Urbino Musica Antica 2022

Paolo Da Col

/// Musica polifonica nelle Corti del XV secolo

Periodo: giovedì 21 - lunedì 25 luglio

Nell’occasione dell’anniversario della nascita di Federico III da Montefeltro (1422 – 1482), il corso affronta musiche polifoniche sia sacre, sia profane eseguite o create nelle corti dei principali stati territoriali italiani tra la metà del Quattrocento e i primi decenni del Cinquecento.

Paolo Da Col
Photo © Marco Caselli

Programma

Si affronteranno vari temi riguardanti la prassi esecutiva del repertorio polifonico, con riferimento sia a fonti teorico-musicali, sia a testimonianze storiche. Il corso sarà disponibile sia per gruppi già costituiti, sia per formazioni create tra i partecipanti al corso. All’atto dell’iscrizione, si richiede la precisazione del proprio registro vocale. Ad inizio luglio, verrà inviata una scelta di musiche di possibile esecuzione.

Repertorio

Il repertorio coprirà un vasto ambito, a partire da musiche legate alla corte di Urbino e tratte da un codice (il ms. Urbinate Latino 1411 della Biblioteca Vaticana) e da fonti iconografiche (le tarsie dello studiolo di Federico da Montefeltro), per giungere alla polifonia dei compositori della generazione di Josquin Desprez, con particolare riferimento alle musiche composte o eseguite presso le corti di Ferrara e Mantova e testimoniate dalle prime edizioni di Ottaviano Petrucci.

 

Il docente

Paolo Da Col ha compiuto studi musicali al Conservatorio di Bologna e musicologici all’Università di Venezia e presso il Centre d’Études Supérieures de la Renaissance di Tours.

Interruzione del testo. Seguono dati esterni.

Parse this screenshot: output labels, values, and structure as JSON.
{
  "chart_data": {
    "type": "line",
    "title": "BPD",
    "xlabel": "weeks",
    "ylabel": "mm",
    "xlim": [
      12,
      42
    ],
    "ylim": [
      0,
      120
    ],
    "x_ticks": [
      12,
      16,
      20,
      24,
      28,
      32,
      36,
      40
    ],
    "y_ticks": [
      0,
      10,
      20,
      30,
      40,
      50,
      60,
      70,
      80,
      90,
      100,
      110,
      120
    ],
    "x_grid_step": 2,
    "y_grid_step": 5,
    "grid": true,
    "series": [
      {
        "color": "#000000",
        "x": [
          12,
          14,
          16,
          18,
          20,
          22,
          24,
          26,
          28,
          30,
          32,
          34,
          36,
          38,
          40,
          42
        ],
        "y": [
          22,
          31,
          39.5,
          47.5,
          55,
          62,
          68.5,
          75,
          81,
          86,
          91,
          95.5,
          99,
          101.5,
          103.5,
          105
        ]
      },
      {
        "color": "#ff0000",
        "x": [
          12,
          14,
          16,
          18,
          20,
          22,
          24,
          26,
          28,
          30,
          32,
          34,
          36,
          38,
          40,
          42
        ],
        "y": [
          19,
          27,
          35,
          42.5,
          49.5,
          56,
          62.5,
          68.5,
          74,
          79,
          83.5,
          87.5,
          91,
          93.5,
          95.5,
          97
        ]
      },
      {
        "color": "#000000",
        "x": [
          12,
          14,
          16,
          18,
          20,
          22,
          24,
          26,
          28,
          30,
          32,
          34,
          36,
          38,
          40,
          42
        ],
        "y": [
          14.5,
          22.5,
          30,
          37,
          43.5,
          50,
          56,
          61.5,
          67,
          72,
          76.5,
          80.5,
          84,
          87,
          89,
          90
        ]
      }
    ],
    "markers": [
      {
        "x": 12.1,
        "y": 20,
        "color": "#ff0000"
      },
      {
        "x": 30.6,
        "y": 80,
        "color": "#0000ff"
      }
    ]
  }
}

È il bibliotecario del Conservatorio di Venezia. Sin da giovanissimo ha orientato i propri interessi al repertorio della musica rinascimentale e preclassica, unendo costantemente ricerca ed esecuzione. Ha fatto parte per oltre vent’anni di numerose formazioni vocali italiane e dal 1998 dirige l’ensemble vocale maschile Odhecaton, al quale è stato conferito nel 2018 il Premio Abbiati della critica musicale italiana. Con Odhecaton ha registrato una quindicina di dischi che hanno ricevuto i maggiori riconoscimenti, tra i quali il Grand prix international de l’Académie du disque lyrique, 5 diapason d’or, 2 diapason d’or de l’année, cd of the Year (Goldberg), Editor’s choice (Gramophone). Ha diretto con Luigi Ferdinando Tagliavini e dirige la rivista L’Organo e ha collaborato in qualità di critico musicale con varie riviste specializzate, ha diretto il catalogo di musica dell’editore Arnaldo Forni di Bologna, è curatore di edizioni di musica strumentale e vocale, autore di cataloghi di fondi musicali e di saggi sulla storia della vocalità. Collabora all’edizione critica delle opere di C. Gesualdo da Venosa e G. Tartini.